Shareholders often protest fat executive pay packages at annual shareholder meetings. But it’s not often that they win.
McKesson shareholders voted at their annual meeting Wednesday to reject the proposed compensation for CEO John Hammergren and other top executives after the Teamsters raised concerns about the company’s role in the U.S. opioid crisis.
McKesson is one of the largest drug distributors in the U.S. It has been accused of failing to keep tight enough controls on its supplies of oxycodone and hydrocodone pills.
The vote is non-binding, but the firm’s board has agreed to review McKesson’s executive comp program in light of the results.
“Following today’s vote, the Compensation Committee will conduct a thorough review of the current executive compensation plan and consider implementing changes that further drive alignment between incentives and shareholder value,” McKesson said in a statement.
The Teamsters, who hold more than $30 million in McKesson shares, made Hammergren’s pay a key issue going into Wednesday’s meeting.
“For the first time ever, shareholders have voted to hold a company accountable for its role in the opioid epidemic,” Teamsters General Secretary-Treasurer Ken Hall said in a statement. “The historic mandate from McKesson shareholders is clear: the country’s largest drug distributor cannot get away with ballooning executive pay and failures in oversight as Americans die every day from opioid addiction.”

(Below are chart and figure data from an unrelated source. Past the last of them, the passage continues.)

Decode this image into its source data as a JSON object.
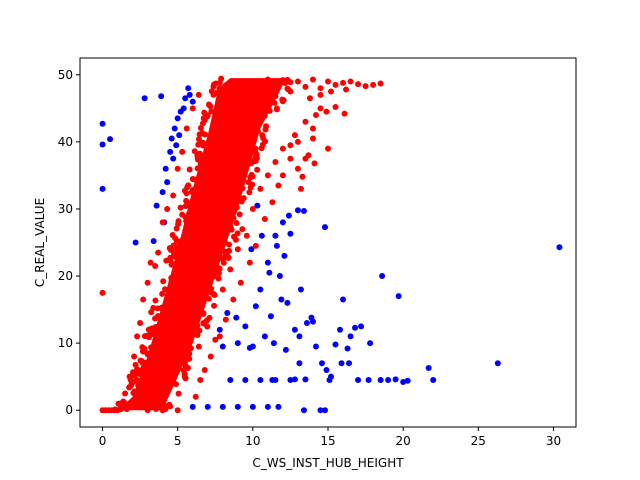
{
  "chart_data": {
    "type": "scatter",
    "title": "",
    "xlabel": "C_WS_INST_HUB_HEIGHT",
    "ylabel": "C_REAL_VALUE",
    "xlim": [
      -1.5,
      31.5
    ],
    "ylim": [
      -2.5,
      52.5
    ],
    "xticks": [
      0,
      5,
      10,
      15,
      20,
      25,
      30
    ],
    "yticks": [
      0,
      10,
      20,
      30,
      40,
      50
    ],
    "grid": false,
    "legend": "none",
    "series": [
      {
        "color": "#0000ff",
        "points": [
          [
            0.0,
            42.7
          ],
          [
            0.0,
            39.6
          ],
          [
            0.5,
            40.4
          ],
          [
            0.0,
            33.0
          ],
          [
            2.8,
            46.5
          ],
          [
            3.9,
            46.8
          ],
          [
            2.2,
            25.0
          ],
          [
            3.4,
            25.2
          ],
          [
            4.0,
            32.5
          ],
          [
            4.2,
            36.0
          ],
          [
            4.5,
            38.5
          ],
          [
            4.6,
            40.5
          ],
          [
            4.8,
            42.0
          ],
          [
            5.0,
            43.5
          ],
          [
            5.2,
            44.5
          ],
          [
            5.5,
            46.5
          ],
          [
            5.7,
            48.0
          ],
          [
            4.3,
            34.0
          ],
          [
            4.7,
            37.5
          ],
          [
            5.1,
            41.0
          ],
          [
            5.4,
            45.0
          ],
          [
            6.0,
            46.0
          ],
          [
            5.8,
            47.0
          ],
          [
            4.1,
            28.0
          ],
          [
            3.6,
            30.5
          ],
          [
            4.9,
            39.5
          ],
          [
            10.3,
            30.5
          ],
          [
            11.0,
            22.0
          ],
          [
            11.5,
            26.0
          ],
          [
            12.0,
            28.0
          ],
          [
            12.4,
            29.0
          ],
          [
            13.0,
            29.8
          ],
          [
            13.4,
            29.7
          ],
          [
            14.8,
            27.3
          ],
          [
            10.5,
            18.0
          ],
          [
            11.2,
            14.0
          ],
          [
            11.8,
            20.0
          ],
          [
            12.3,
            16.0
          ],
          [
            12.8,
            12.0
          ],
          [
            13.2,
            18.0
          ],
          [
            13.6,
            13.0
          ],
          [
            13.9,
            13.8
          ],
          [
            10.0,
            9.5
          ],
          [
            10.8,
            11.0
          ],
          [
            11.4,
            10.0
          ],
          [
            12.2,
            9.0
          ],
          [
            13.1,
            11.0
          ],
          [
            9.9,
            24.0
          ],
          [
            10.6,
            26.0
          ],
          [
            11.6,
            24.5
          ],
          [
            12.5,
            26.3
          ],
          [
            12.1,
            23.0
          ],
          [
            11.1,
            20.5
          ],
          [
            10.2,
            15.5
          ],
          [
            9.5,
            12.5
          ],
          [
            11.9,
            16.5
          ],
          [
            14.0,
            13.2
          ],
          [
            14.2,
            9.5
          ],
          [
            14.9,
            6.0
          ],
          [
            15.5,
            9.8
          ],
          [
            15.8,
            12.0
          ],
          [
            16.0,
            16.5
          ],
          [
            16.3,
            9.2
          ],
          [
            16.5,
            11.0
          ],
          [
            16.8,
            12.3
          ],
          [
            17.2,
            12.5
          ],
          [
            17.8,
            10.0
          ],
          [
            18.6,
            20.0
          ],
          [
            19.7,
            17.0
          ],
          [
            15.2,
            5.0
          ],
          [
            15.9,
            7.0
          ],
          [
            16.4,
            7.0
          ],
          [
            17.0,
            4.5
          ],
          [
            17.7,
            4.5
          ],
          [
            18.5,
            4.5
          ],
          [
            19.0,
            4.5
          ],
          [
            19.5,
            4.6
          ],
          [
            20.0,
            4.2
          ],
          [
            20.3,
            4.4
          ],
          [
            21.7,
            6.3
          ],
          [
            22.0,
            4.5
          ],
          [
            26.3,
            7.0
          ],
          [
            30.4,
            24.3
          ],
          [
            13.1,
            7.0
          ],
          [
            14.6,
            7.0
          ],
          [
            15.1,
            4.5
          ],
          [
            13.4,
            0.0
          ],
          [
            14.5,
            0.0
          ],
          [
            14.8,
            0.0
          ],
          [
            6.0,
            0.5
          ],
          [
            7.0,
            0.5
          ],
          [
            8.0,
            0.5
          ],
          [
            9.0,
            0.5
          ],
          [
            10.0,
            0.5
          ],
          [
            11.0,
            0.5
          ],
          [
            11.7,
            0.5
          ],
          [
            8.5,
            4.5
          ],
          [
            9.5,
            4.5
          ],
          [
            10.5,
            4.5
          ],
          [
            11.5,
            4.5
          ],
          [
            12.5,
            4.5
          ],
          [
            8.0,
            9.5
          ],
          [
            9.0,
            10.0
          ],
          [
            9.8,
            9.3
          ],
          [
            8.3,
            14.5
          ],
          [
            8.9,
            13.8
          ],
          [
            7.8,
            12.0
          ],
          [
            11.3,
            4.5
          ],
          [
            12.8,
            4.6
          ],
          [
            13.5,
            4.6
          ]
        ]
      },
      {
        "color": "#ff0000",
        "band": {
          "lower": [
            [
              1.5,
              0
            ],
            [
              4.0,
              0
            ],
            [
              6.0,
              10
            ],
            [
              7.5,
              20
            ],
            [
              9.0,
              30
            ],
            [
              10.5,
              42
            ],
            [
              12.0,
              48.5
            ]
          ],
          "upper": [
            [
              0.0,
              0
            ],
            [
              1.0,
              0
            ],
            [
              2.0,
              2
            ],
            [
              3.0,
              8
            ],
            [
              4.0,
              16
            ],
            [
              5.0,
              24
            ],
            [
              6.0,
              33
            ],
            [
              7.0,
              41
            ],
            [
              7.7,
              48
            ],
            [
              8.5,
              49.5
            ]
          ],
          "top": 49.5
        },
        "points": [
          [
            0.0,
            17.5
          ],
          [
            2.5,
            13.0
          ],
          [
            2.7,
            16.5
          ],
          [
            3.0,
            19.0
          ],
          [
            3.2,
            22.0
          ],
          [
            3.5,
            21.5
          ],
          [
            3.7,
            23.5
          ],
          [
            4.0,
            28.0
          ],
          [
            4.3,
            30.0
          ],
          [
            4.7,
            32.0
          ],
          [
            5.0,
            36.0
          ],
          [
            5.3,
            38.5
          ],
          [
            5.6,
            42.0
          ],
          [
            6.0,
            45.0
          ],
          [
            6.4,
            47.0
          ],
          [
            2.1,
            8.0
          ],
          [
            2.3,
            11.0
          ],
          [
            1.8,
            5.0
          ],
          [
            1.5,
            2.5
          ],
          [
            1.2,
            1.0
          ],
          [
            0.8,
            0.0
          ],
          [
            0.4,
            0.0
          ],
          [
            0.0,
            0.0
          ],
          [
            0.2,
            0.0
          ],
          [
            0.6,
            0.0
          ],
          [
            1.0,
            0.0
          ],
          [
            3.0,
            0.0
          ],
          [
            4.0,
            0.0
          ],
          [
            5.0,
            0.0
          ],
          [
            8.0,
            18.0
          ],
          [
            8.5,
            21.0
          ],
          [
            9.0,
            24.0
          ],
          [
            9.3,
            27.0
          ],
          [
            9.6,
            26.0
          ],
          [
            10.0,
            30.0
          ],
          [
            10.5,
            33.0
          ],
          [
            11.0,
            35.0
          ],
          [
            11.5,
            37.0
          ],
          [
            12.0,
            39.0
          ],
          [
            12.5,
            39.5
          ],
          [
            13.0,
            40.0
          ],
          [
            13.7,
            38.0
          ],
          [
            13.0,
            36.0
          ],
          [
            12.5,
            37.5
          ],
          [
            12.0,
            35.0
          ],
          [
            11.7,
            33.5
          ],
          [
            11.3,
            31.0
          ],
          [
            10.8,
            28.5
          ],
          [
            10.2,
            24.5
          ],
          [
            9.8,
            22.0
          ],
          [
            9.2,
            19.0
          ],
          [
            8.7,
            16.5
          ],
          [
            8.2,
            13.5
          ],
          [
            7.8,
            11.0
          ],
          [
            7.5,
            10.5
          ],
          [
            7.2,
            8.0
          ],
          [
            6.8,
            6.0
          ],
          [
            6.5,
            4.5
          ],
          [
            6.2,
            2.0
          ],
          [
            13.2,
            33.0
          ],
          [
            13.5,
            37.5
          ],
          [
            14.0,
            42.0
          ],
          [
            14.2,
            44.0
          ],
          [
            14.5,
            45.0
          ],
          [
            14.9,
            44.5
          ],
          [
            15.5,
            45.2
          ],
          [
            16.1,
            44.2
          ],
          [
            13.3,
            34.8
          ],
          [
            14.1,
            36.8
          ],
          [
            14.0,
            40.5
          ],
          [
            15.0,
            39.0
          ],
          [
            12.8,
            41.0
          ],
          [
            13.5,
            43.0
          ],
          [
            13.8,
            46.5
          ],
          [
            14.5,
            47.0
          ],
          [
            10.0,
            49.0
          ],
          [
            11.0,
            49.3
          ],
          [
            12.0,
            49.2
          ],
          [
            13.0,
            49.0
          ],
          [
            14.0,
            49.3
          ],
          [
            15.0,
            49.0
          ],
          [
            15.5,
            48.5
          ],
          [
            16.0,
            48.8
          ],
          [
            16.5,
            49.0
          ],
          [
            17.0,
            48.6
          ],
          [
            17.5,
            48.3
          ],
          [
            18.0,
            48.5
          ],
          [
            18.5,
            48.7
          ],
          [
            12.5,
            47.5
          ],
          [
            13.5,
            48.2
          ],
          [
            14.5,
            48.0
          ],
          [
            15.2,
            47.5
          ],
          [
            16.2,
            47.8
          ]
        ]
      }
    ]
  }
}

The union also filed a shareholder proposal to install an independent board chairman who hasn’t previously served as a top executive.
Hammergren, who has been CEO of McKesson since 2001, has served as chairman of the firm since 2002 as well.
That proposal failed — but McKesson said Wednesday that it will split the job in the future, starting with its next CEO.
There is currently no timeline for Hammergren to step down as chief executive.
Shareholder concerns about the opioid epidemic are driven, at least in part, by McKesson’s financial exposure.
In January, McKesson agreed to pay a $150 million settlement and suspend sales of controlled substances from distribution centers in Colorado, Ohio, Michigan and Florida, according to Justice Department documents. The government said it found that the company had not properly identified pharmacy orders that should have been scrutinized due to their frequency and size. In 2008, McKesson was fined $13.25 million for a similar problem, the department said.
In the meantime, Hammergren has been well compensated.
Hammergren has earned $692 million in the past 10 years, according to executive compensation data firm Equilar. That figure includes his salary and bonus, as well as the value of his vested shares and the money he made when he exercised his options.
For fiscal year 2017, his pay package totaled $20 million — down from $23.6 million in fiscal year 2016.
McKesson shareholders also voted to oppose executive pay packages in 2013, a company spokeswoman said.
The company’s stock fell about 1% Wednesday morning.